6) that the provider agreement does not contain the provisions required by subsections (d) and (e) of this Section.

c) If the Director disapproves of any provider agreement, notice of that action shall be given to the HMO, listing the reasons for the disapproval in writing. The Director shall grant any party to the provider agreement a hearing upon request according to Article XXIV [215 ILCS 5/Art. XXIV] of the Illinois Insurance Code.

d) This subsection shall apply to all HMO agreements with MCOs authorized to furnish health care services, when the fees for furnishing, arranging or providing the health care services are capitated.

1) All capitated MCO agreements shall contain a provision that states that the MCO will submit, to the HMO, copies of its quarterly financial statements, which shall include the MCO’s balance sheet and statements of income and cash flow within 45 days after the end of each fiscal period. In addition, the HMOs shall require the MCO to submit within 90 days after the end of the MCO’s fiscal year copies of its audited annual financial statements prepared in accordance with generally accepted accounting principles if available. The Department, at its discretion, may require the HMO to submit for inspection by the Department statements the HMO has received from the MCO. This information shall be deemed confidential by the Department.

2) All MCO capitated agreements shall contain provisions requiring the disclosure of language whereby the MCO agrees to fully cooperate with, and disclose all relevant information requested by, the HMO’s actuaries for the preparation of their opinion in accordance with the Actuarial Standards Board Actuarial Standards of Practice No. 16.

3) All MCO capitated agreements shall contain provisions under which the HMO acknowledges that, in the event of the MCO’s insolvency, the HMO is secondarily liable as the ultimate risk bearer for unpaid health care services rendered to its enrollees.

e) Beginning January 1, 2007, all capitated provider agreements between the HMO and its capitated providers shall contain the following hold-harmless clause. To the extent that any provider contract renewed or extended after December 31, 2007 fails to incorporate the hold-harmless clause, the clause shall be deemed incorporated into those contracts by operation of law as of the date of the renewal of execution.

“The provider agrees that in no event, including but not limited to nonpayment by the HMO of amounts due the provider under this contract, insolvency of the HMO or any breach of this contract by the HMO, shall the provider or its assignees or subcontractors have a right to or seek any type of payment from, bill, charge, collect a deposit from, or have any recourse against, the enrollee, persons acting on the enrollee’s behalf (other than the HMO), the employer or group contract holder for services provided pursuant to this contract; except for the payment of applicable co-payments or deductibles for services covered by the organization or fees for services not covered by the HMO. The requirements of this clause shall survive any termination of this contract for services rendered prior to such termination, regardless of the cause of such termination.

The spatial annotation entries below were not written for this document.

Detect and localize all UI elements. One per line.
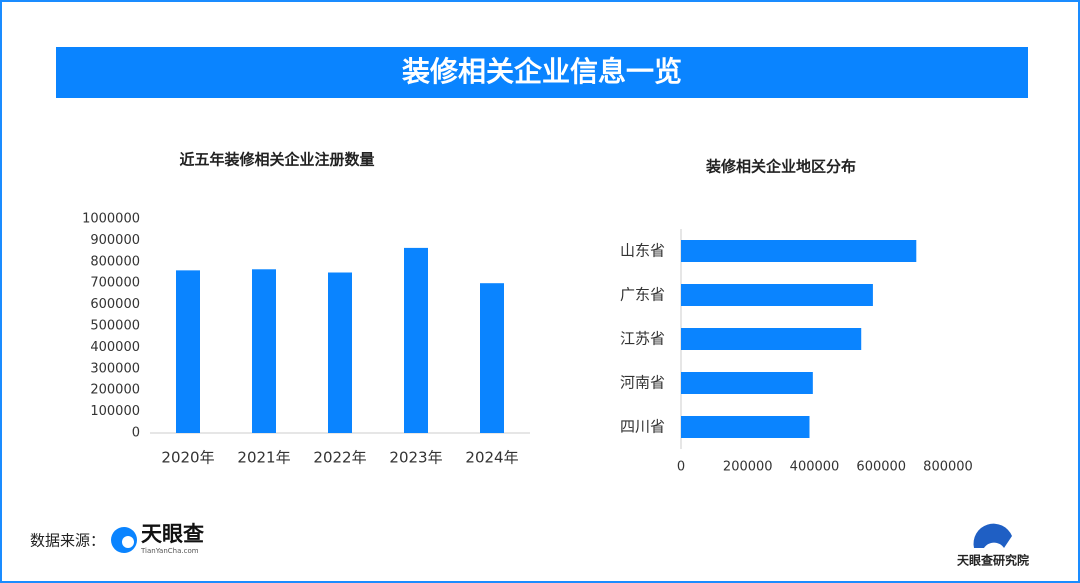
x-tick-label: 2020年: [161, 449, 214, 467]
y-tick-label: 800000: [90, 254, 140, 269]
x-tick-label: 2022年: [313, 449, 366, 467]
y-tick-label: 900000: [90, 233, 140, 248]
y-tick-label: 广东省: [620, 286, 665, 304]
bar: [681, 284, 873, 306]
y-tick-label: 200000: [90, 383, 140, 398]
y-tick-label: 1000000: [82, 212, 140, 227]
y-tick-label: 400000: [90, 340, 140, 355]
page-title: 装修相关企业信息一览: [402, 55, 682, 88]
x-tick-label: 800000: [923, 460, 973, 475]
bar: [176, 270, 200, 433]
y-tick-label: 山东省: [620, 242, 665, 260]
bar: [404, 247, 428, 433]
x-tick-label: 400000: [790, 460, 840, 475]
source-label: 数据来源：: [30, 532, 105, 550]
x-tick-label: 0: [677, 460, 685, 475]
logo-url: TianYanCha.com: [140, 547, 199, 555]
bar: [480, 283, 504, 433]
bar: [681, 328, 862, 350]
y-tick-label: 700000: [90, 276, 140, 291]
x-tick-label: 200000: [723, 460, 773, 475]
y-tick-label: 河南省: [620, 374, 665, 392]
y-tick-label: 600000: [90, 297, 140, 312]
chart-title: 近五年装修相关企业注册数量: [179, 151, 374, 169]
x-tick-label: 2021年: [237, 449, 290, 467]
y-tick-label: 四川省: [620, 418, 665, 436]
y-tick-label: 300000: [90, 361, 140, 376]
y-tick-label: 500000: [90, 319, 140, 334]
institute-name: 天眼查研究院: [957, 553, 1029, 568]
x-tick-label: 2023年: [389, 449, 442, 467]
chart-title: 装修相关企业地区分布: [705, 158, 856, 176]
bar: [681, 372, 813, 394]
logo-name: 天眼查: [141, 522, 204, 546]
bar: [681, 416, 810, 438]
bar: [252, 269, 276, 433]
x-tick-label: 2024年: [465, 449, 518, 467]
y-tick-label: 0: [132, 426, 140, 441]
bar: [681, 240, 917, 262]
institute-icon: [973, 523, 1012, 548]
header-bar: [56, 47, 1028, 98]
y-tick-label: 江苏省: [620, 330, 665, 348]
y-tick-label: 100000: [90, 404, 140, 419]
logo-icon: [122, 536, 134, 548]
x-tick-label: 600000: [856, 460, 906, 475]
bar: [328, 272, 352, 433]
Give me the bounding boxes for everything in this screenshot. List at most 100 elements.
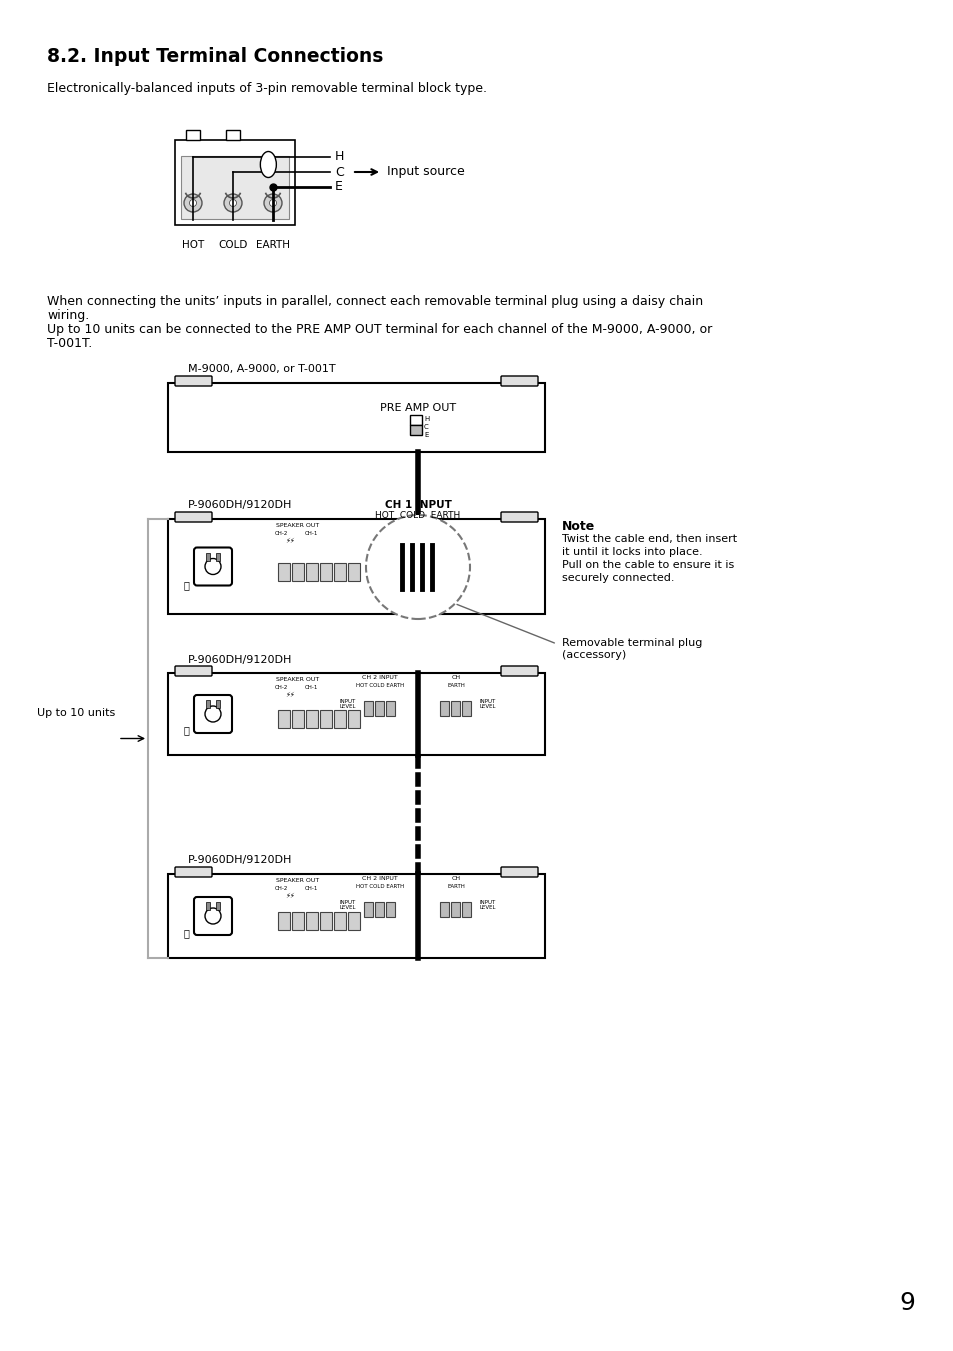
Bar bbox=[206, 902, 210, 911]
Bar bbox=[277, 711, 290, 728]
Bar bbox=[168, 519, 544, 613]
Text: E: E bbox=[423, 432, 428, 438]
Text: P-9060DH/9120DH: P-9060DH/9120DH bbox=[188, 500, 292, 509]
Text: SPEAKER OUT: SPEAKER OUT bbox=[276, 878, 319, 884]
Text: Input source: Input source bbox=[387, 166, 464, 178]
Bar bbox=[440, 902, 449, 917]
Bar bbox=[215, 902, 220, 911]
Bar bbox=[277, 562, 290, 581]
Text: H: H bbox=[423, 416, 429, 422]
Text: E: E bbox=[335, 181, 342, 193]
Circle shape bbox=[190, 200, 196, 207]
Text: CH-2: CH-2 bbox=[274, 531, 288, 536]
Text: CH-2: CH-2 bbox=[274, 685, 288, 690]
Text: CH-1: CH-1 bbox=[304, 886, 317, 892]
Bar bbox=[215, 700, 220, 708]
Bar bbox=[292, 562, 304, 581]
Bar bbox=[375, 902, 384, 917]
Circle shape bbox=[269, 200, 276, 207]
Bar bbox=[410, 415, 421, 426]
FancyBboxPatch shape bbox=[500, 376, 537, 386]
Bar bbox=[226, 130, 240, 141]
Bar bbox=[186, 130, 200, 141]
FancyBboxPatch shape bbox=[174, 666, 212, 676]
Text: M-9000, A-9000, or T-001T: M-9000, A-9000, or T-001T bbox=[188, 363, 335, 374]
Text: CH 2 INPUT: CH 2 INPUT bbox=[362, 676, 397, 680]
Text: HOT COLD EARTH: HOT COLD EARTH bbox=[355, 684, 404, 688]
FancyBboxPatch shape bbox=[500, 867, 537, 877]
Text: Electronically-balanced inputs of 3-pin removable terminal block type.: Electronically-balanced inputs of 3-pin … bbox=[47, 82, 486, 95]
Text: wiring.: wiring. bbox=[47, 309, 90, 322]
Text: ⏚: ⏚ bbox=[183, 928, 189, 938]
Bar bbox=[306, 562, 317, 581]
Text: PRE AMP OUT: PRE AMP OUT bbox=[379, 403, 456, 413]
Text: T-001T.: T-001T. bbox=[47, 336, 92, 350]
Text: 9: 9 bbox=[898, 1292, 914, 1315]
Circle shape bbox=[205, 908, 221, 924]
Text: 8.2. Input Terminal Connections: 8.2. Input Terminal Connections bbox=[47, 47, 383, 66]
Circle shape bbox=[205, 707, 221, 721]
Text: Twist the cable end, then insert: Twist the cable end, then insert bbox=[561, 534, 737, 544]
Bar bbox=[462, 701, 471, 716]
Bar bbox=[364, 701, 374, 716]
Bar bbox=[451, 902, 460, 917]
Text: (accessory): (accessory) bbox=[561, 650, 625, 661]
FancyBboxPatch shape bbox=[500, 666, 537, 676]
Text: SPEAKER OUT: SPEAKER OUT bbox=[276, 677, 319, 682]
Text: ⏚: ⏚ bbox=[183, 725, 189, 735]
Text: CH 1 INPUT: CH 1 INPUT bbox=[384, 500, 451, 509]
Circle shape bbox=[205, 558, 221, 574]
Bar bbox=[174, 141, 294, 226]
Text: it until it locks into place.: it until it locks into place. bbox=[561, 547, 702, 557]
Text: INPUT
LEVEL: INPUT LEVEL bbox=[339, 900, 355, 911]
Ellipse shape bbox=[260, 151, 276, 177]
Text: Up to 10 units: Up to 10 units bbox=[37, 708, 115, 717]
Text: P-9060DH/9120DH: P-9060DH/9120DH bbox=[188, 855, 292, 865]
Text: HOT: HOT bbox=[182, 240, 204, 250]
Text: CH: CH bbox=[451, 875, 460, 881]
Text: INPUT
LEVEL: INPUT LEVEL bbox=[339, 698, 355, 709]
Text: securely connected.: securely connected. bbox=[561, 573, 674, 584]
FancyBboxPatch shape bbox=[174, 512, 212, 521]
Text: ⚡⚡: ⚡⚡ bbox=[285, 692, 294, 698]
Text: CH 2 INPUT: CH 2 INPUT bbox=[362, 875, 397, 881]
Text: When connecting the units’ inputs in parallel, connect each removable terminal p: When connecting the units’ inputs in par… bbox=[47, 295, 702, 308]
Bar bbox=[364, 902, 374, 917]
Text: Removable terminal plug: Removable terminal plug bbox=[561, 638, 701, 648]
Bar bbox=[386, 902, 395, 917]
Text: C: C bbox=[423, 424, 428, 430]
Bar bbox=[348, 711, 359, 728]
Bar bbox=[168, 874, 544, 958]
Text: EARTH: EARTH bbox=[255, 240, 290, 250]
Text: P-9060DH/9120DH: P-9060DH/9120DH bbox=[188, 655, 292, 665]
Text: ⏚: ⏚ bbox=[183, 581, 189, 590]
FancyBboxPatch shape bbox=[500, 512, 537, 521]
Bar bbox=[306, 711, 317, 728]
Bar bbox=[440, 701, 449, 716]
Circle shape bbox=[224, 195, 242, 212]
Bar bbox=[181, 155, 289, 219]
Text: ⚡⚡: ⚡⚡ bbox=[285, 893, 294, 898]
Bar bbox=[410, 426, 421, 435]
Bar bbox=[348, 562, 359, 581]
Bar bbox=[319, 562, 332, 581]
Bar bbox=[319, 912, 332, 929]
Circle shape bbox=[264, 195, 282, 212]
Text: COLD: COLD bbox=[218, 240, 248, 250]
Bar bbox=[168, 382, 544, 453]
Bar bbox=[206, 553, 210, 561]
Text: H: H bbox=[335, 150, 344, 163]
Bar bbox=[462, 902, 471, 917]
FancyBboxPatch shape bbox=[174, 376, 212, 386]
Text: Up to 10 units can be connected to the PRE AMP OUT terminal for each channel of : Up to 10 units can be connected to the P… bbox=[47, 323, 712, 336]
Bar bbox=[334, 711, 346, 728]
Circle shape bbox=[184, 195, 202, 212]
FancyBboxPatch shape bbox=[193, 897, 232, 935]
Bar bbox=[215, 553, 220, 561]
Bar bbox=[277, 912, 290, 929]
Bar bbox=[348, 912, 359, 929]
Bar bbox=[292, 912, 304, 929]
Text: SPEAKER OUT: SPEAKER OUT bbox=[276, 523, 319, 528]
Text: CH: CH bbox=[451, 676, 460, 680]
Bar bbox=[386, 701, 395, 716]
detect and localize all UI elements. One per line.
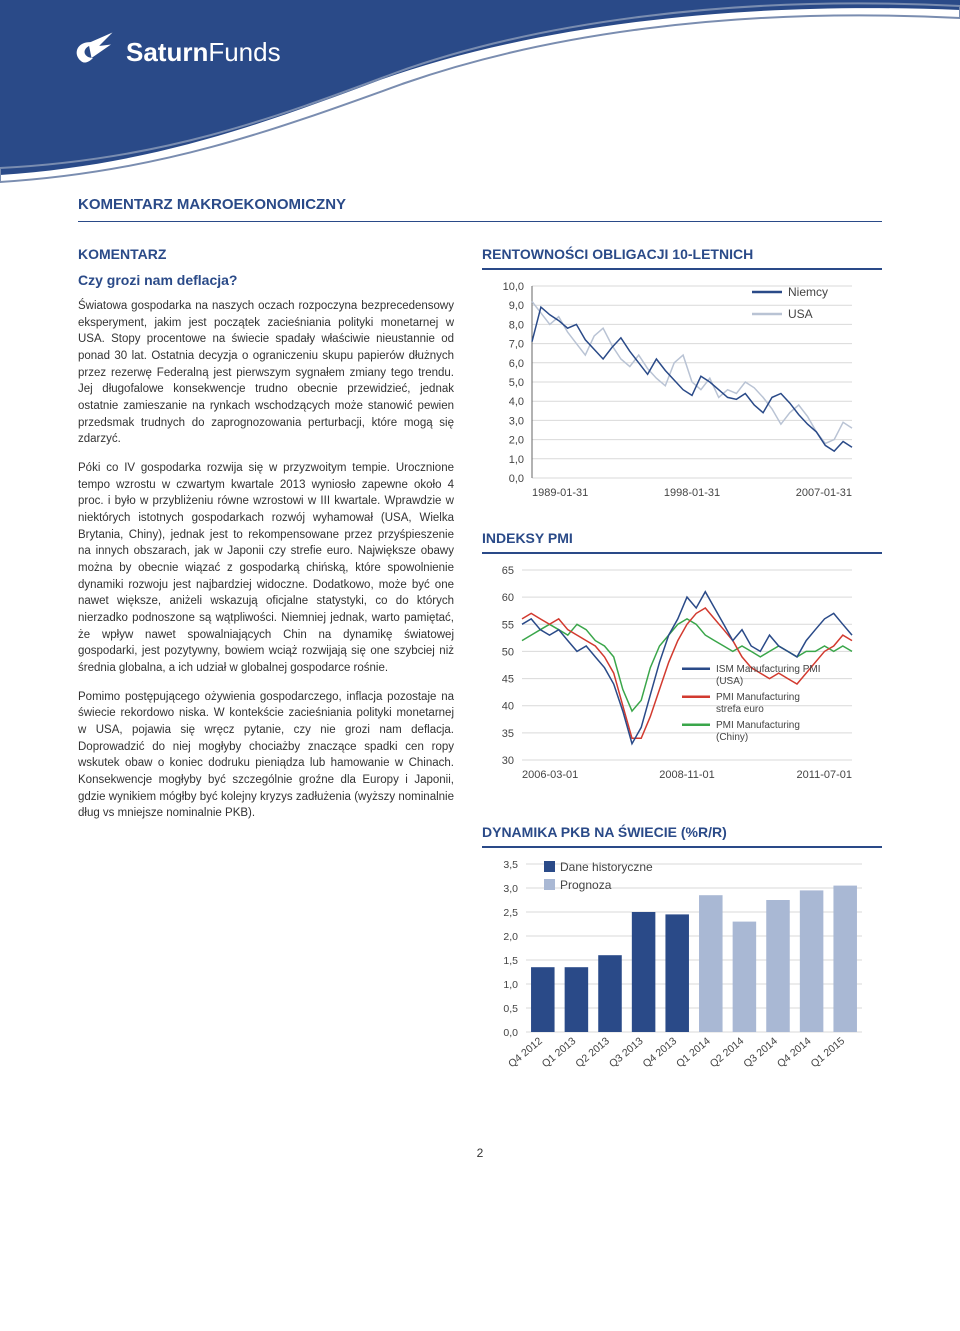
svg-text:6,0: 6,0 — [509, 358, 524, 370]
svg-text:Q3 2014: Q3 2014 — [741, 1035, 780, 1070]
svg-text:(USA): (USA) — [716, 676, 743, 687]
chart-gdp: DYNAMIKA PKB NA ŚWIECIE (%R/R) 3,5 3,0 2,5… — [482, 824, 882, 1106]
page-content: KOMENTARZ MAKROEKONOMICZNY KOMENTARZ Czy… — [0, 190, 960, 1190]
paragraph-2: Póki co IV gospodarka rozwija się w przy… — [78, 460, 454, 677]
svg-text:2007-01-31: 2007-01-31 — [796, 487, 852, 499]
chart-pmi-title: INDEKSY PMI — [482, 530, 882, 554]
two-column-layout: KOMENTARZ Czy grozi nam deflacja? Świato… — [78, 246, 882, 1128]
svg-text:50: 50 — [502, 646, 514, 658]
svg-text:1,0: 1,0 — [503, 979, 518, 991]
svg-text:Q3 2013: Q3 2013 — [607, 1035, 646, 1070]
chart-gdp-svg: 3,53,02,52,01,51,00,50,0Q4 2012Q1 2013Q2… — [482, 856, 882, 1106]
svg-text:1,0: 1,0 — [509, 454, 524, 466]
chart-pmi: INDEKSY PMI 65 60 55 50 45 40 35 30 2006-03-01 20… — [482, 530, 882, 802]
svg-text:Q4 2014: Q4 2014 — [775, 1035, 814, 1070]
svg-text:PMI Manufacturing: PMI Manufacturing — [716, 692, 800, 703]
svg-text:1998-01-31: 1998-01-31 — [664, 487, 720, 499]
svg-text:4,0: 4,0 — [509, 396, 524, 408]
svg-text:2006-03-01: 2006-03-01 — [522, 769, 578, 781]
svg-text:Q4 2012: Q4 2012 — [506, 1035, 545, 1070]
svg-text:Q2 2013: Q2 2013 — [573, 1035, 612, 1070]
svg-text:3,5: 3,5 — [503, 859, 518, 871]
logo-mark — [66, 28, 114, 76]
svg-text:Q2 2014: Q2 2014 — [708, 1035, 747, 1070]
svg-text:5,0: 5,0 — [509, 377, 524, 389]
svg-text:Q1 2015: Q1 2015 — [809, 1035, 848, 1070]
left-section-label: KOMENTARZ — [78, 246, 454, 262]
svg-text:65: 65 — [502, 565, 514, 577]
svg-text:60: 60 — [502, 592, 514, 604]
svg-text:9,0: 9,0 — [509, 300, 524, 312]
svg-text:Dane historyczne: Dane historyczne — [560, 860, 653, 874]
chart-bond-svg: 10,0 9,0 8,0 7,0 6,0 5,0 4,0 3,0 2,0 1,0 0,0 1989-0… — [482, 278, 882, 508]
svg-text:55: 55 — [502, 619, 514, 631]
svg-text:1989-01-31: 1989-01-31 — [532, 487, 588, 499]
svg-text:2011-07-01: 2011-07-01 — [797, 769, 852, 781]
svg-text:40: 40 — [502, 701, 514, 713]
page-header: SaturnFunds — [0, 0, 960, 190]
svg-text:2,5: 2,5 — [503, 907, 518, 919]
svg-text:30: 30 — [502, 755, 514, 767]
page-number: 2 — [78, 1146, 882, 1160]
svg-text:7,0: 7,0 — [509, 339, 524, 351]
paragraph-3: Pomimo postępującego ożywienia gospodarc… — [78, 689, 454, 822]
article-question: Czy grozi nam deflacja? — [78, 272, 454, 288]
svg-text:Prognoza: Prognoza — [560, 878, 612, 892]
logo-text-bold: Saturn — [126, 37, 208, 67]
logo-text: SaturnFunds — [126, 37, 281, 68]
right-column: RENTOWNOŚCI OBLIGACJI 10-LETNICH 10,0 9,0… — [482, 246, 882, 1128]
svg-text:0,0: 0,0 — [509, 473, 524, 485]
svg-text:Niemcy: Niemcy — [788, 285, 828, 299]
chart-gdp-title: DYNAMIKA PKB NA ŚWIECIE (%R/R) — [482, 824, 882, 848]
document-title: KOMENTARZ MAKROEKONOMICZNY — [78, 190, 882, 222]
svg-text:0,0: 0,0 — [503, 1027, 518, 1039]
svg-text:3,0: 3,0 — [509, 415, 524, 427]
svg-text:0,5: 0,5 — [503, 1003, 518, 1015]
left-column: KOMENTARZ Czy grozi nam deflacja? Świato… — [78, 246, 454, 1128]
svg-text:1,5: 1,5 — [503, 955, 518, 967]
svg-text:USA: USA — [788, 307, 813, 321]
svg-text:Q1 2013: Q1 2013 — [540, 1035, 579, 1070]
svg-text:PMI Manufacturing: PMI Manufacturing — [716, 720, 800, 731]
logo-block: SaturnFunds — [66, 28, 281, 76]
svg-text:3,0: 3,0 — [503, 883, 518, 895]
paragraph-1: Światowa gospodarka na naszych oczach ro… — [78, 298, 454, 448]
svg-text:10,0: 10,0 — [503, 281, 524, 293]
svg-text:strefa euro: strefa euro — [716, 704, 764, 715]
svg-text:(Chiny): (Chiny) — [716, 732, 748, 743]
svg-text:8,0: 8,0 — [509, 319, 524, 331]
svg-text:Q1 2014: Q1 2014 — [674, 1035, 713, 1070]
svg-text:Q4 2013: Q4 2013 — [641, 1035, 680, 1070]
chart-bond-title: RENTOWNOŚCI OBLIGACJI 10-LETNICH — [482, 246, 882, 270]
chart-bond-yields: RENTOWNOŚCI OBLIGACJI 10-LETNICH 10,0 9,0… — [482, 246, 882, 508]
svg-text:ISM Manufacturing PMI: ISM Manufacturing PMI — [716, 664, 820, 675]
svg-text:45: 45 — [502, 674, 514, 686]
svg-text:35: 35 — [502, 728, 514, 740]
svg-text:2,0: 2,0 — [509, 435, 524, 447]
chart-pmi-svg: 65 60 55 50 45 40 35 30 2006-03-01 2008-11-01 2011… — [482, 562, 882, 802]
logo-text-light: Funds — [208, 37, 280, 67]
svg-text:2008-11-01: 2008-11-01 — [659, 769, 714, 781]
svg-text:2,0: 2,0 — [503, 931, 518, 943]
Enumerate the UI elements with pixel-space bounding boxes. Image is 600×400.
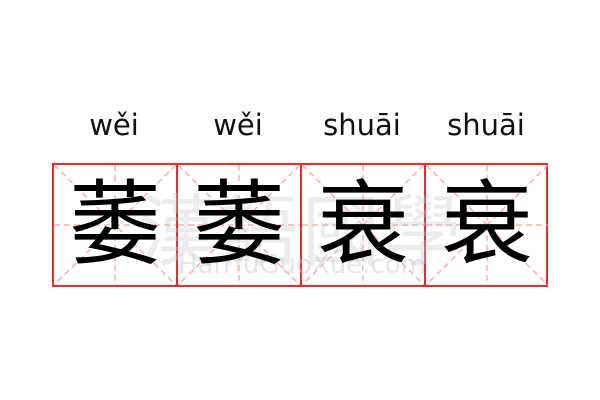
guide-lines — [302, 165, 424, 285]
character-cell: 萎 — [54, 165, 176, 285]
guide-lines — [178, 165, 300, 285]
chinese-character: 衰 — [440, 171, 533, 278]
character-cell: 萎 — [176, 165, 300, 285]
chinese-character: 萎 — [68, 171, 161, 278]
guide-lines — [426, 165, 548, 285]
pinyin-3: shuāi — [323, 108, 401, 142]
pinyin-1: wěi — [89, 108, 139, 142]
pinyin-4: shuāi — [447, 108, 525, 142]
chinese-character: 萎 — [192, 171, 285, 278]
watermark-text: 漢語國學 — [137, 188, 466, 278]
pinyin-2: wěi — [213, 108, 263, 142]
character-cell: 衰 — [424, 165, 548, 285]
watermark-url: HanYuGuoXue.com — [178, 250, 426, 280]
character-grid: 漢語國學 HanYuGuoXue.com 萎萎衰衰 — [52, 163, 548, 287]
character-cell: 衰 — [300, 165, 424, 285]
guide-lines — [54, 165, 176, 285]
chinese-character: 衰 — [316, 171, 409, 278]
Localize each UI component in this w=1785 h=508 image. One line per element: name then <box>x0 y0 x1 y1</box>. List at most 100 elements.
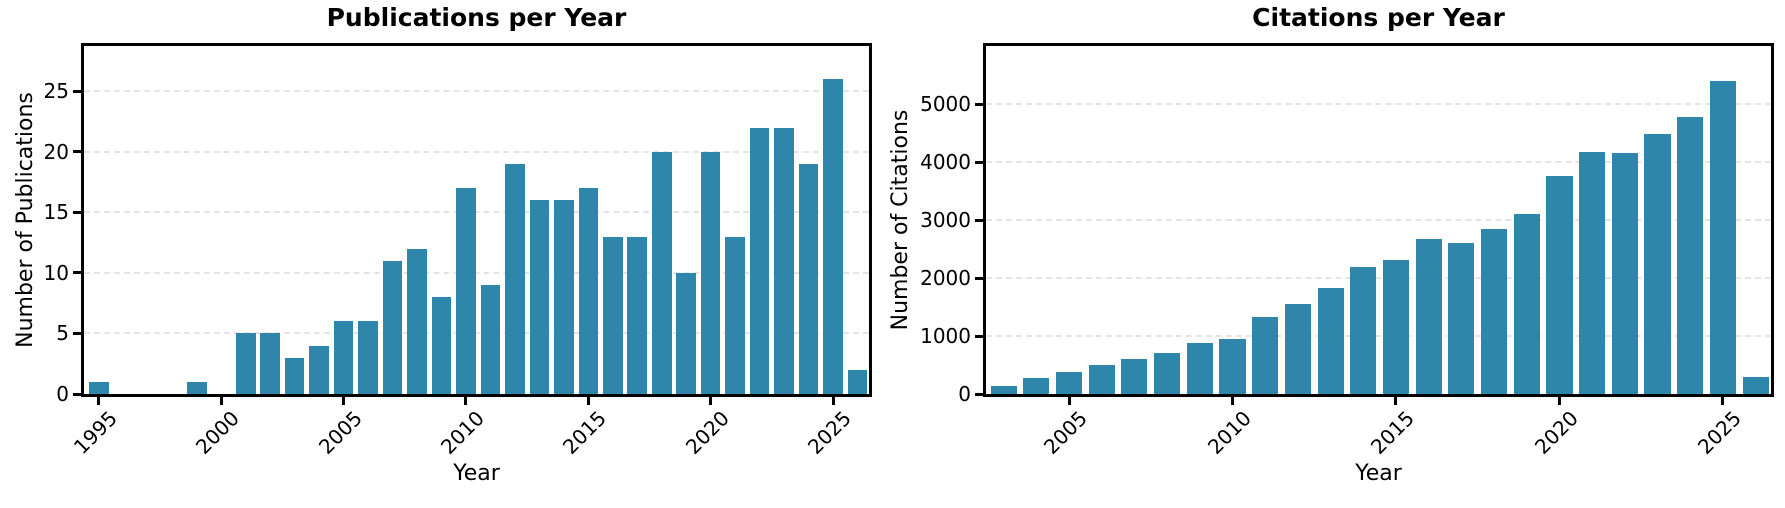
bar-2014 <box>1350 266 1377 394</box>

The HMO’s enrollees, the persons acting on the enrollee’s behalf (other than the HMO), and the employer or group contract holder shall be third party beneficiaries of this clause. This clause supersedes any oral or written agreement now existing or hereafter entered into between the provider and the enrollee, persons acting on the enrollee’s behalf (other than the HMO) and the employer or group contract holder.”

f) The procedure to be followed by HMOs for extension of operations into additional counties in Illinois shall be as follows:

1) Upon receipt of certification by the Illinois Department of Public Health, the HMO shall submit a letter to the Director amending its service area. This letter will indicate that all subscription certificates, rates, provider agreements, and any other applicable documents to be used to service the extended area are those previously filed or, if not, new or revised documents will be submitted to the Department for review.

2) Each such notification for extension of operations shall be accompanied by a list of the counties in which the HMO is authorized to operate prior to any requested extension of service area.